TSD: Do you think Latinos played a big role in Obama’s re-election tonight?

JC: Absolutely. The exit polling from tonight shows that more than 70 percent of Latinos supported the president. That’s more than any candidate since Bill Clinton in 1996, and particularly in battleground states, the Latino vote has grown quickly and made a big impact. What the Latino surge in voting means for the Republican Party is that they need to change their stance on immigration, in investment in education and in healthcare or they risk losing an even greater share of the fastest growing community in the United States.

TSD: You famously said in your DNC speech, “It starts with education.” What will President Obama do with a second term in the space of education, and what do you hope he will do?

JC: I hope he’ll continue to invest in Pell grants and student loans that make college more affordable and more accessible to young people. I hope that he will continue to invest in Race to the Top and other education reforms that improve public schools around the country. And I hope that he’ll work with Republicans to find common ground on those education issues.

TSD: What will President Obama’s re-election mean for San Antonio residents in particular?

JC: San Antonio is a city on the rise. San Antonio is a city of many people who are aspiring, a lot of working class families who believe that they will be benefited by Obamacare, by investment in Pell grants and by student loan reform. And so I’m confident that the vast majority of San Antonio will be benefited by the president’s policies. San Antonio also has a seat at the table with the administration, so that will be healthy.

TSD: The subject of immigration is a testy, difficult one that many congresses have attempted to solve, unsuccessfully. How should immigration reform be addressed by the president and the new Congress?

JC: The president will have a prime opportunity to address immigration reform in his next term — I’m convinced that he’ll do it.

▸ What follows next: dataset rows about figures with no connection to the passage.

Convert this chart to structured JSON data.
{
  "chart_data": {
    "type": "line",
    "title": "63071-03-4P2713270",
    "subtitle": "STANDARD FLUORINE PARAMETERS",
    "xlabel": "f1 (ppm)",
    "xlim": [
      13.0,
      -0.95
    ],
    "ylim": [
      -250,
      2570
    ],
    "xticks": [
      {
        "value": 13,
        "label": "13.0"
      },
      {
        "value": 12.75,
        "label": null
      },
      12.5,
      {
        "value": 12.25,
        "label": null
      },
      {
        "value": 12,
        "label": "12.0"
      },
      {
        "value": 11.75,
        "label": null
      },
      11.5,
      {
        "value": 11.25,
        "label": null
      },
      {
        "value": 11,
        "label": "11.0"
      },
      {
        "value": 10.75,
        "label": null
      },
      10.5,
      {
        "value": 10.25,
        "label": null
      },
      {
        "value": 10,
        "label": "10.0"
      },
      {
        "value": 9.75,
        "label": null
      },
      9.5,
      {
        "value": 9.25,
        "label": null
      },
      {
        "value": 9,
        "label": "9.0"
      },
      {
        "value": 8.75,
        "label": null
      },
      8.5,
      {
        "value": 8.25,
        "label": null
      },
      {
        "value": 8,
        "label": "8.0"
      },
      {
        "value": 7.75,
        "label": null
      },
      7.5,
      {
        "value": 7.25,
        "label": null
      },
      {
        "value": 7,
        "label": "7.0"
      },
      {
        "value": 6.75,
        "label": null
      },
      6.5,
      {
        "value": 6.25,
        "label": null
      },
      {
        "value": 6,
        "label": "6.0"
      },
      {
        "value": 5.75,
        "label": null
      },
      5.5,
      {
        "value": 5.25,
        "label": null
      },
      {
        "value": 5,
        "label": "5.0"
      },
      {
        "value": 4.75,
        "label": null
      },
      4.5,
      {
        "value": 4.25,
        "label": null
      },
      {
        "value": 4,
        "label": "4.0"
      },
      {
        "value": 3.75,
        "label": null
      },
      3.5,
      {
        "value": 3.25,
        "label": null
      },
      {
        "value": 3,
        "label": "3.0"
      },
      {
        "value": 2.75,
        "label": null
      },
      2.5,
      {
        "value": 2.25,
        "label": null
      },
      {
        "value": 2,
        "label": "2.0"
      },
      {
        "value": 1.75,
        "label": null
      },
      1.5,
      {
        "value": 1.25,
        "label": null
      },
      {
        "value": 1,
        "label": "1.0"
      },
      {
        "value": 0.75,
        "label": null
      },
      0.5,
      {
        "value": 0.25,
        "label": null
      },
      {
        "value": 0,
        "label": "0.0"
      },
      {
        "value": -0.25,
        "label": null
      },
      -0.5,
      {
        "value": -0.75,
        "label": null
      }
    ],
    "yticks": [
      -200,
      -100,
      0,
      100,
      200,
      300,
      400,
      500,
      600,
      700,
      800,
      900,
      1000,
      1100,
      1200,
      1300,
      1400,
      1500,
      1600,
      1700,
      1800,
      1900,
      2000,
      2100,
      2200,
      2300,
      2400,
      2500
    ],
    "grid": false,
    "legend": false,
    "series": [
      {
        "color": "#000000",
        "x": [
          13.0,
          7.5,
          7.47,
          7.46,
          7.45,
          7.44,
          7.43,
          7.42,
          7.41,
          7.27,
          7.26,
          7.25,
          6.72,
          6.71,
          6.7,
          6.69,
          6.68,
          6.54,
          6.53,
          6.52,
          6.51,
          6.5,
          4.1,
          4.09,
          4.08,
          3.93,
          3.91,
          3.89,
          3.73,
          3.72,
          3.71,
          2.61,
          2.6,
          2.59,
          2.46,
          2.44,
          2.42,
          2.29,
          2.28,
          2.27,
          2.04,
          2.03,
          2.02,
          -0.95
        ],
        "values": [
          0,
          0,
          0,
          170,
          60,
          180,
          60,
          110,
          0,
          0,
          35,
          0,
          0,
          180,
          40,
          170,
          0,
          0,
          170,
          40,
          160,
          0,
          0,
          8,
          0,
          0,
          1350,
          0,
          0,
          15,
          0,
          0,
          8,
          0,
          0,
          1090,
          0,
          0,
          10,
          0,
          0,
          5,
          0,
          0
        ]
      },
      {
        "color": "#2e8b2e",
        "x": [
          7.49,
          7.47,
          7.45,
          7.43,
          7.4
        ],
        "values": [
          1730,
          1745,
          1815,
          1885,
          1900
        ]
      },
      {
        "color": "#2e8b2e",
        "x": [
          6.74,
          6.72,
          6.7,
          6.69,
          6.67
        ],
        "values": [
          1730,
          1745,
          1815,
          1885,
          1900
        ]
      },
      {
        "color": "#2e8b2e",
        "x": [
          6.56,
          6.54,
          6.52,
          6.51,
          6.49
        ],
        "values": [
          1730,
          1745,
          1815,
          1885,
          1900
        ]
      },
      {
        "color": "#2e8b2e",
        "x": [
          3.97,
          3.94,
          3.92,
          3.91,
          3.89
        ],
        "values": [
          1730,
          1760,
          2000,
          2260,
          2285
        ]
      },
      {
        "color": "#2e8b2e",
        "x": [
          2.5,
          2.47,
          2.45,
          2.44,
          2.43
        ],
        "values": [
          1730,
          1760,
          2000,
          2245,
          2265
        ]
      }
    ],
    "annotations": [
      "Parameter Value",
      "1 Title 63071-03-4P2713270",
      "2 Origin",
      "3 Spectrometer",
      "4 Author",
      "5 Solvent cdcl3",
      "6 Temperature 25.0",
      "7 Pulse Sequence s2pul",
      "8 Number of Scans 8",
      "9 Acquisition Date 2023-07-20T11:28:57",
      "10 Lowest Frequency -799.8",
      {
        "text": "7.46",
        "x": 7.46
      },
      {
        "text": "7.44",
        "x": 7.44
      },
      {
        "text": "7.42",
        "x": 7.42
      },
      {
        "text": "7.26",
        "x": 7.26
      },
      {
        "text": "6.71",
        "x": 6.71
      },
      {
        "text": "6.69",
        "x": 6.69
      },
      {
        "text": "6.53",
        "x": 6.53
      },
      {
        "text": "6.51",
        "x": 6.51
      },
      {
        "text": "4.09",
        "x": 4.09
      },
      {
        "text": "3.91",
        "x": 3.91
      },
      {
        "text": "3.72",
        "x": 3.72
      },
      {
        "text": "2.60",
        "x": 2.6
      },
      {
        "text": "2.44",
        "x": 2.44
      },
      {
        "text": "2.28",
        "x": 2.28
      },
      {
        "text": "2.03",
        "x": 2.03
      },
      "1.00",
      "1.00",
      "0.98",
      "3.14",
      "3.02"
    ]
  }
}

The Republicans heard a strong message from the Latino community tonight that they must address comprehensive immigration reform and the Dream Act, and I believe they will.

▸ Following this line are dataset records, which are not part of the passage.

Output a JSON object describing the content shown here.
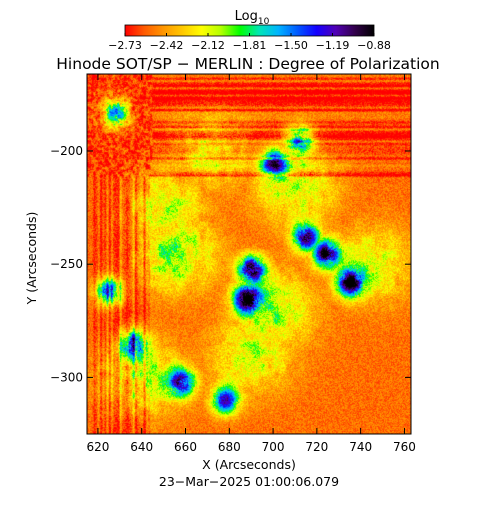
{
  "colorbar": {
    "label_main": "Log",
    "label_sub": "10",
    "tick_labels": [
      "−2.73",
      "−2.42",
      "−2.12",
      "−1.81",
      "−1.50",
      "−1.19",
      "−0.88"
    ],
    "colors": [
      "#ff0000",
      "#ff5a00",
      "#ff9600",
      "#ffc800",
      "#ffff00",
      "#b4ff00",
      "#00ff00",
      "#00e6b4",
      "#00b4ff",
      "#005aff",
      "#1400ff",
      "#5000b4",
      "#32004b",
      "#000000"
    ]
  },
  "chart_data": {
    "type": "heatmap",
    "title": "Hinode SOT/SP − MERLIN : Degree of Polarization",
    "xlabel": "X (Arcseconds)",
    "ylabel": "Y (Arcseconds)",
    "xlim": [
      615,
      763
    ],
    "ylim": [
      -325,
      -166
    ],
    "x_ticks": [
      620,
      640,
      660,
      680,
      700,
      720,
      740,
      760
    ],
    "x_tick_labels": [
      "620",
      "640",
      "660",
      "680",
      "700",
      "720",
      "740",
      "760"
    ],
    "y_ticks": [
      -300,
      -250,
      -200
    ],
    "y_tick_labels": [
      "−300",
      "−250",
      "−200"
    ],
    "value_range_log10": [
      -2.73,
      -0.88
    ],
    "background_level": -2.65,
    "strong_regions": [
      {
        "x": 690,
        "y": -252,
        "peak": -0.95
      },
      {
        "x": 688,
        "y": -265,
        "peak": -1.0
      },
      {
        "x": 724,
        "y": -245,
        "peak": -0.95
      },
      {
        "x": 715,
        "y": -238,
        "peak": -1.05
      },
      {
        "x": 735,
        "y": -258,
        "peak": -1.05
      },
      {
        "x": 636,
        "y": -285,
        "peak": -1.15
      },
      {
        "x": 625,
        "y": -262,
        "peak": -1.25
      },
      {
        "x": 658,
        "y": -302,
        "peak": -1.25
      },
      {
        "x": 678,
        "y": -310,
        "peak": -1.3
      },
      {
        "x": 700,
        "y": -205,
        "peak": -1.35
      },
      {
        "x": 712,
        "y": -195,
        "peak": -1.4
      },
      {
        "x": 628,
        "y": -183,
        "peak": -1.45
      }
    ],
    "network_bands": [
      {
        "x": 655,
        "y": -245,
        "level": -1.7
      },
      {
        "x": 700,
        "y": -270,
        "level": -1.8
      },
      {
        "x": 650,
        "y": -225,
        "level": -1.9
      },
      {
        "x": 710,
        "y": -215,
        "level": -1.85
      },
      {
        "x": 745,
        "y": -250,
        "level": -1.95
      },
      {
        "x": 640,
        "y": -300,
        "level": -1.8
      },
      {
        "x": 690,
        "y": -290,
        "level": -1.9
      },
      {
        "x": 672,
        "y": -200,
        "level": -2.0
      }
    ],
    "date_label": "23−Mar−2025 01:00:06.079"
  }
}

TSD: Your brother enters perhaps one of the most dysfunctional organs of America’s governing body. How will a once again divided Congress impact the legislation that comes out of Washington?

JC: It’s hard to tell, but President Obama certainly got a mandate tonight. My hope is that the Republican Congress with him and Democrats to meet in the middle. That’s the overwhelming message that American voters sent tonight. Hopefully my brother will enter a Congress where there will be more compromise than before.

TSD: On day one of the new president’s day in office, what’s the agenda?

JC: To continue focusing on creating jobs, bringing the economy back, to collaborate with both parties [and] find common ground on important issues that affect the American people, like education, immigration reform and others.

TSD: And finally, how are you celebrating tonight?

JC: Well, I already went to two victory parties for my brother, and we had an education initiative on the ballot that’s called Pre-K 4 SA [which passed], and now I’m going to go meet up with many of the volunteers and the staff to thank them. Right now, I’m actually at City Hall watching the election coverage.